Fazia um bom tempo que eu não revia “Chicago” e é curioso o quanto o filme cresce aos meus olhos a cada nova experiência. Absorvendo da premissa pré estabelecida da Chicago marginal e completamente masculina, o filme de Rob Marshall brinca com as possibilidades de um musical fosseano para tratar com boa dose de humor a polêmica da mulher e a sua imagem em função do entretenimento. Não muito além do que é visto atualmente no cinema hollywoodiano – e inclusive na música pop americana, onde o fetiche feminino é desmistificado pela exploração sexual banalizada de artistas como Miley Cyrus e Robin Thicke -, essa “Chicago” idealizada por Marshall faz uso da mulher criminosa e símbolo sexual numa dinâmica peculiar onde à ironia é o personagem central no deslumbre pictórico dos números musicais.

 

Basicamente idêntico em sua premissa a qualquer musical da Broadway, a trama de “Chicago” é centrada na obsessão de Roxie Hart (Renée Zellwerger) em ser vedete num vaudeville, custe o que custar. O sonho da jovem se torna uma possível realidade quando ela é presa pelo assassinato de seu amante, um típico cafajeste que inventa qualquer desculpa para levar uma mulher para a cama. Sendo a prisão o passaporte para o estrelato, ironicamente, a problemática da trama em “Chicago” se desenvolve numa competição plasmada pelas detentas – em especial entre as rivais Roxie Hart e Velma Kelly (Catherine Zeta Jones) -, justificada pela busca da atenção dos holofotes para seus devidos casos. Sendo assim, através da exploração calculada de suas origens e das motivações que as levaram ser presas, as moças planejam formas mirabolantes de obter a atenção midiática, orquestradas sempre pelo charmoso –e usurpador- Billy Flyn (Richard Gere), que se utiliza das trucagens advogais e de uma persuasão excêntrica na realização de um show espetaculoso e manipulativo diante de juízes, júris e jornalistas, esses que surgem na trama de Roxie Hart como meros catalisadores de suas peripécias na ânsia pela fama.

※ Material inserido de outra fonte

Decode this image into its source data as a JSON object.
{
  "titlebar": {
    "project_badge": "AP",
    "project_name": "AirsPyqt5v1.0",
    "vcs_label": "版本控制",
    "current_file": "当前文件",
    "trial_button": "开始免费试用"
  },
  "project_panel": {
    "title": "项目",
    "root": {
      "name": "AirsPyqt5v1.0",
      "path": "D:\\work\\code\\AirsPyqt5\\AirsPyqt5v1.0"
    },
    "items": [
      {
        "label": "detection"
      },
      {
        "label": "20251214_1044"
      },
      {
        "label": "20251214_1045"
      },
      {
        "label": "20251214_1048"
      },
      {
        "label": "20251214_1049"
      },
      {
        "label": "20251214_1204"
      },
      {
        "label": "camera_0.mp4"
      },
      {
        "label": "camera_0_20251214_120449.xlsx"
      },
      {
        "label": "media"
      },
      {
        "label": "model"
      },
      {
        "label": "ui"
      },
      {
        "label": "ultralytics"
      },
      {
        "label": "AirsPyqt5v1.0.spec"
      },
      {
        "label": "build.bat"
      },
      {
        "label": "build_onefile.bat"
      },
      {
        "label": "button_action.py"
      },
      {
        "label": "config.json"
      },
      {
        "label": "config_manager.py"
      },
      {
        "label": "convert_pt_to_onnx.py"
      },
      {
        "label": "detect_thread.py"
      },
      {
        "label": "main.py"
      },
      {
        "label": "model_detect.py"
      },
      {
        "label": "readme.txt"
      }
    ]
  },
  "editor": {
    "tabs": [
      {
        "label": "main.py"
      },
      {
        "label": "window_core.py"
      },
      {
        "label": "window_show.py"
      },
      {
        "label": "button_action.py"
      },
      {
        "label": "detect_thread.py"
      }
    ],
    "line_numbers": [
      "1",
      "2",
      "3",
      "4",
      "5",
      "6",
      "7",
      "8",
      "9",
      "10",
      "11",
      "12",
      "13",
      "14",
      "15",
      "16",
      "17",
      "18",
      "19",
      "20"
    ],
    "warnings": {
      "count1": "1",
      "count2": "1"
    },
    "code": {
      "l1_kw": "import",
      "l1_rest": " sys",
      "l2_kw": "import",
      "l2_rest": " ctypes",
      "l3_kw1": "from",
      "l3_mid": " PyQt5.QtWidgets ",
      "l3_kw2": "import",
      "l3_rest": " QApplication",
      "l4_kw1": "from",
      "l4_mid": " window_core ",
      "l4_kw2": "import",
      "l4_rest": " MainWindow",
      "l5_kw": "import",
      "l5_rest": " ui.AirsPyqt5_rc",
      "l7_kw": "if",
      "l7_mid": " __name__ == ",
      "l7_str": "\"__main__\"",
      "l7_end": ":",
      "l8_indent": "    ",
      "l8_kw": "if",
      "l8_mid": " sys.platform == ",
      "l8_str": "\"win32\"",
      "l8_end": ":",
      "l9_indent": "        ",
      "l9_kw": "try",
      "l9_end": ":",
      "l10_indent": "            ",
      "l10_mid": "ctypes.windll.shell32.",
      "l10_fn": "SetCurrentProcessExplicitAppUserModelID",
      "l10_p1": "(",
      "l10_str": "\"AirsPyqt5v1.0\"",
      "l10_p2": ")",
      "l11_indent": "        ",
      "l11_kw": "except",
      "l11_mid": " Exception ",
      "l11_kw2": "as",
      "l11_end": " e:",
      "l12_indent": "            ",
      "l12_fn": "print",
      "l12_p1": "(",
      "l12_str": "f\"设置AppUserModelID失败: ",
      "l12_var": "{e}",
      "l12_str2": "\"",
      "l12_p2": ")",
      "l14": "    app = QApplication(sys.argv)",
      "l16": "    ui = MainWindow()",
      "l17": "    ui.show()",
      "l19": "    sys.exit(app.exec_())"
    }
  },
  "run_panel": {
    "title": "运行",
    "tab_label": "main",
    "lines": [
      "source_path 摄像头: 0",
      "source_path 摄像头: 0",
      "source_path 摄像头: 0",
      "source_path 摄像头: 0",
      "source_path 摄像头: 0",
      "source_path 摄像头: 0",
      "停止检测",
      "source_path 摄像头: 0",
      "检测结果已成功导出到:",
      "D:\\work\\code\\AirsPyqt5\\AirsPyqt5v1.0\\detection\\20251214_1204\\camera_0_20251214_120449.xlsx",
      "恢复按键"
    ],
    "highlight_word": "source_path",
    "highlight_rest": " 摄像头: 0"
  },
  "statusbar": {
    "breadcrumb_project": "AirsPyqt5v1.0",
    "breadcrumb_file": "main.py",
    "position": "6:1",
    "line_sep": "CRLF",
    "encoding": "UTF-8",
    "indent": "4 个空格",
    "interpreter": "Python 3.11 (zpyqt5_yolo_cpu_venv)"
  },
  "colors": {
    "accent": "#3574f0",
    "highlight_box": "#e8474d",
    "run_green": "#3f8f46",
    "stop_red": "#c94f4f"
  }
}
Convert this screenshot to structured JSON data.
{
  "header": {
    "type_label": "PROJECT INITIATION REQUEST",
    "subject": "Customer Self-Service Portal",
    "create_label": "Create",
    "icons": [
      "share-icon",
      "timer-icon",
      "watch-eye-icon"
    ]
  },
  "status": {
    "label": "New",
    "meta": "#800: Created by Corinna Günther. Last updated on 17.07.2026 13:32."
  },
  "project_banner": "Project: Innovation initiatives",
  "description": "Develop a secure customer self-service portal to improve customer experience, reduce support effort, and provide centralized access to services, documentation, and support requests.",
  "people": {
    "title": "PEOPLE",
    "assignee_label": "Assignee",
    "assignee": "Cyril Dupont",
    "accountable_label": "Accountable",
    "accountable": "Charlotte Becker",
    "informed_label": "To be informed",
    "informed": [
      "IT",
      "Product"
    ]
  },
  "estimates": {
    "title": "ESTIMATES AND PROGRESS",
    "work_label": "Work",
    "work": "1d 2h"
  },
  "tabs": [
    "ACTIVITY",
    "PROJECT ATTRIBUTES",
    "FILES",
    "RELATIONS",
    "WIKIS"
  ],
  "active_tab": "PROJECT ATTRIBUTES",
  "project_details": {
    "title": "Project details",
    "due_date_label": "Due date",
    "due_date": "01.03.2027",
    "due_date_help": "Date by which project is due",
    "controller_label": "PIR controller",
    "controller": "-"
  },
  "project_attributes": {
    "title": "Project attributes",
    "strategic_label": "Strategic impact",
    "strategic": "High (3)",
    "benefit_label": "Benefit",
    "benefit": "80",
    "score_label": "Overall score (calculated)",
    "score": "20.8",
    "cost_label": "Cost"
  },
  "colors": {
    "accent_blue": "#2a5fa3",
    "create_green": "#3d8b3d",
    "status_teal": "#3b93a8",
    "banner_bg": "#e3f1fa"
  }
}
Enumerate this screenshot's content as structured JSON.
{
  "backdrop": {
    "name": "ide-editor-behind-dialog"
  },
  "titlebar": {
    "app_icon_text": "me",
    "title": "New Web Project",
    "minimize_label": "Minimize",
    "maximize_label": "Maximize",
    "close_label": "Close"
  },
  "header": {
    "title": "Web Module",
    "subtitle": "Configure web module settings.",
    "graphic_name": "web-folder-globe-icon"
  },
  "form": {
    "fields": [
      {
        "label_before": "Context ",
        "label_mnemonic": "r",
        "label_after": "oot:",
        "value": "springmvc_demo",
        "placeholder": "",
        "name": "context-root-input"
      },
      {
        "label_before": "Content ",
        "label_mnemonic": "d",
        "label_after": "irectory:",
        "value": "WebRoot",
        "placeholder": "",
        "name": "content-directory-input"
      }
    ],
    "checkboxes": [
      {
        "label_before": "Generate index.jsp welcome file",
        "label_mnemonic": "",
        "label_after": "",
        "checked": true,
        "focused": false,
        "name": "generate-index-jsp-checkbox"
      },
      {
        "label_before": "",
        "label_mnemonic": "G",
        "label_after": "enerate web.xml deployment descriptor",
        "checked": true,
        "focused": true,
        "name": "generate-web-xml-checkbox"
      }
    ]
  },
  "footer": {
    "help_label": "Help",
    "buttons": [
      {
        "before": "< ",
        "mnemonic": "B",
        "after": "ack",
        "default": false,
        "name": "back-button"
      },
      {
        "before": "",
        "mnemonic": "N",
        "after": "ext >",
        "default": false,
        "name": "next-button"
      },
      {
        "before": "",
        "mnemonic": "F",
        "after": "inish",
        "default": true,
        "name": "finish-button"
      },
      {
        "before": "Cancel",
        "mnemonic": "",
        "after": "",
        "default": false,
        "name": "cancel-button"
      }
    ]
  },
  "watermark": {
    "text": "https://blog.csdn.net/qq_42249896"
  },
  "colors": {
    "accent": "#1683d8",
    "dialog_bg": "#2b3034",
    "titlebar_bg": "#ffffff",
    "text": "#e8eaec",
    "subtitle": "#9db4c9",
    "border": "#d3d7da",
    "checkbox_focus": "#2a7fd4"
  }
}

Não fosse a liberdade ficcional de um musical deslumbrantemente excessivo, cenas como a de Billy Flyn defendendo Roxie na corte seriam momentos meramente episódicos dentro da demasia dinâmica e subjetiva de Rob Marshall.

 

 

Para além do fascínio de Marshall com a teatralidade das personas criadas por seu elenco nessa construção mitológica de “Chicago” quanto ventre da marginalidade, é bem interessante analisar o filme não apenas pelos contrastes de personagens, mas também dos ambientes aos quais eles se deslocam dentro da trama. São pequenos códigos implantados à essência de cada um, transformando-os em (anti) heróis vulneráveis de suas próprias ditaduras – o sucesso, o fracasso, o amor platônico –, que dinamizam o contraste dos devaneios musicais com a ficção e a realidade desse cinema de Rob Marshall. E o que acaba ficando vago nas arestas do filme, principalmente ao seu terceiro ato, quando o diretor já não tem mais controle do que é necessário à trama, do que é homenagem à genialidade de Bob Fosse, ou do que é propriamente cinema, a perspicácia do texto em reunir as rivais num último suspiro de soberania feminina, justamente visando o lucro pela rivalidade de ambas, diz muito não apenas sobre a indústria hollywoodiana e sua crueza, mas, sobretudo, das necessidades pessoais intervindas pelo bem comum, social.